3. The merging of the physical and the virtual

Our kids aren’t going to understand how we drew a distinction between the “virtual” and the “real”.  Technology is going to be woven so deeply in to our everyday lives that nearly everything will have a software aspect.  It only feels separate because we’re so bad at it today.

How do you bring ideas to life?

Making big ideas work requires a very strange blend of arrogance and modesty.

Being an Engineer requires the arrogance and self-confidence to see problems and believe that–while you don’t know them yet–that solutions exist and that you can find and build those solutions.  So, I spend lots of time seeing things in the world, both small and large, and thinking, “I could change that; I could do better”.  That’s the vision part.  It’s what gives you the confidence to try.

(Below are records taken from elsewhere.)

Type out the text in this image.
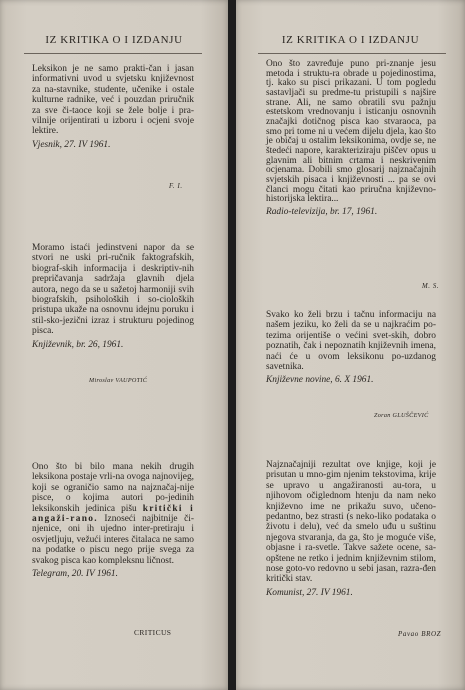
IZ KRITIKA O I IZDANJU
Leksikon je ne samo prakti-čan i jasan informativni uvod u svjetsku književnost za na-stavnike, studente, učenike i ostale kulturne radnike, već i pouzdan priručnik za sve či-taoce koji se žele bolje i pra-vilnije orijentirati u izboru i ocjeni svoje lektire.
Vjesnik, 27. IV 1961.
F. I.
Moramo istaći jedinstveni napor da se stvori ne uski pri-ručnik faktografskih, biograf-skih informacija i deskriptiv-nih prepričavanja sadržaja glavnih djela autora, nego da se u sažetoj harmoniji svih biografskih, psiholoških i so-cioloških pristupa ukaže na osnovnu idejnu poruku i stil-sko-jezični izraz i strukturu pojedinog pisca.
Književnik, br. 26, 1961.
Miroslav VAUPOTIĆ
Ono što bi bilo mana nekih drugih leksikona postaje vrli-na ovoga najnovijeg, koji se ograničio samo na najznačaj-nije pisce, o kojima autori po-jedinih leksikonskih jedinica pišu kritički i angaži-rano. Iznoseći najbitnije či-njenice, oni ih ujedno inter-pretiraju i osvjetljuju, vežući interes čitalaca ne samo na podatke o piscu nego prije svega za svakog pisca kao kompleksnu ličnost.
Telegram, 20. IV 1961.
CRITICUS
IZ KRITIKA O I IZDANJU
Ono što zavređuje puno pri-znanje jesu metoda i struktu-ra obrade u pojedinostima, tj. kako su pisci prikazani. U tom pogledu sastavljači su predme-tu pristupili s najšire strane. Ali, ne samo obratili svu pažnju estetskom vrednovanju i isticanju osnovnih značajki dotičnog pisca kao stvaraoca, pa smo pri tome ni u većem dijelu djela, kao što je običaj u ostalim leksikonima, ovdje se, ne štedeći napore, karakteriziraju piščev opus u glavnim ali bitnim crtama i neskrivenim ocjenama. Dobili smo glosarij najznačajnih svjetskih pisaca i književnosti ... pa se ovi članci mogu čitati kao priručna književno-historijska lektira...
Radio-televizija, br. 17, 1961.
M. S.
Svako ko želi brzu i tačnu informaciju na našem jeziku, ko želi da se u najkraćim po-tezima orijentiše o većini svet-skih, dobro poznatih, čak i nepoznatih književnih imena, naći će u ovom leksikonu po-uzdanog savetnika.
Književne novine, 6. X 1961.
Zoran GLUŠČEVIĆ
Najznačajniji rezultat ove knjige, koji je prisutan u mno-gim njenim tekstovima, krije se upravo u angažiranosti au-tora, u njihovom očiglednom htenju da nam neko književno ime ne prikažu suvo, učeno-pedantno, bez strasti (s neko-liko podataka o životu i delu), već da smelo uđu u suštinu njegova stvaranja, da ga, što je moguće više, objasne i ra-svetle. Takve sažete ocene, sa-opštene ne retko i jednim književnim stilom, nose goto-vo redovno u sebi jasan, razra-đen kritički stav.
Komunist, 27. IV 1961.
Pavao BROZ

More importantly, you have to be humble.  Whatever solutions you first think of, not matter how clear your vision, are wrong.  You have to try things and put them out there in the world and see how they work.  It’s particularly true in my field of social software: It’s amazingly hard to guess how people will interact with eachother using new communication tools.  You have to build quick prototypes and get real customers using them.

I used to have grand visions and try to build them.  But I’ve learned that only constant iteration really works.  Every big idea that works grew out of a small idea that worked.

What inspires you?

Being surrounded by great people doing great things.  My business partner, Brian Norgard, is one of the greatest entrepreneurs I’ve ever met.  The team I work with is amazing.  Ever day I discover new things and am blown away by the community on Namesake.  And, in my personal life, I’m lucky to spend time with similarly wonderful people.

Anyone who lacks inspiration should seek to surround themselves with such people.  Everyone around me is operating at such a high level, I feel like I have to keep up.

What is one mistake you’ve made, and what did you learn from it?

I make mistakes all the time, every day.  More mistakes faster means more successes faster.  It really is too bad that we stigmatize failure so much.

So, my biggest mistake was, early on, trying to doing way too much way too soon.  You can’t start with a perfectly-realized vision.

What is one business idea that you’re willing to give away to our readers?

LA Helicopters.  Scheduled shared helicopter service every 15 minutes between different parts of LA with stops in Santa Monica, Beverly Hills, Hollywood, Downtown LA, Burbank, etc.

Be sure to include carbon offsets.

What is one book and one tool that helps you bring ideas to life?

Book: I love short-but-wise books that, while you may not fully agree with them, shake up your worldview.  One that comes to mind is Finite and Infinite Games by James Carse.  The title makes it sound like a game theory text–like you’ll be hearing about zero-sum games, Nash equilibria, and so on.  But, while it uses some terminology from that world, it’s something different.  He reframes a lot of activities people engage in as games, where we are the players and people’s actions and choices are moves.  He then distinguishes between finite games and infinite games.  Finite games have a beginning and and end.  The goal is to win.  Infinite games, on the other hand, have no end: The goal is to keep playing.

Tool: UNIX is the perfect software tool.  It’s actually a collection of small tools, loosely coupled together.  Each part of it does one thing and does it well.  By stringing together all these little tools, you can make it solve almost any day-to-day task.  A bit like how just four simple DNA bases give rise to the richness of all life on the planet.

Who would you love to see interviewed on IdeaMensch.com?

Leila Janah, founder of SamaSource.

What is the key to building social software?

The software is only a tiny part of it.  The community and the software evolve together.  It’s all about getting the right people to participate and to participate early, when there’s nothing there and it feels a bit like shouting in to the wind.  New people joining a community see who the existing people there interact, so it’s important to build a strong culture where everyone knows why they’re there and why it matters.

What do you do away from the computer?

My favorite thing is connecting people who should know each other.  I love it when friends and other people I meet hit it off.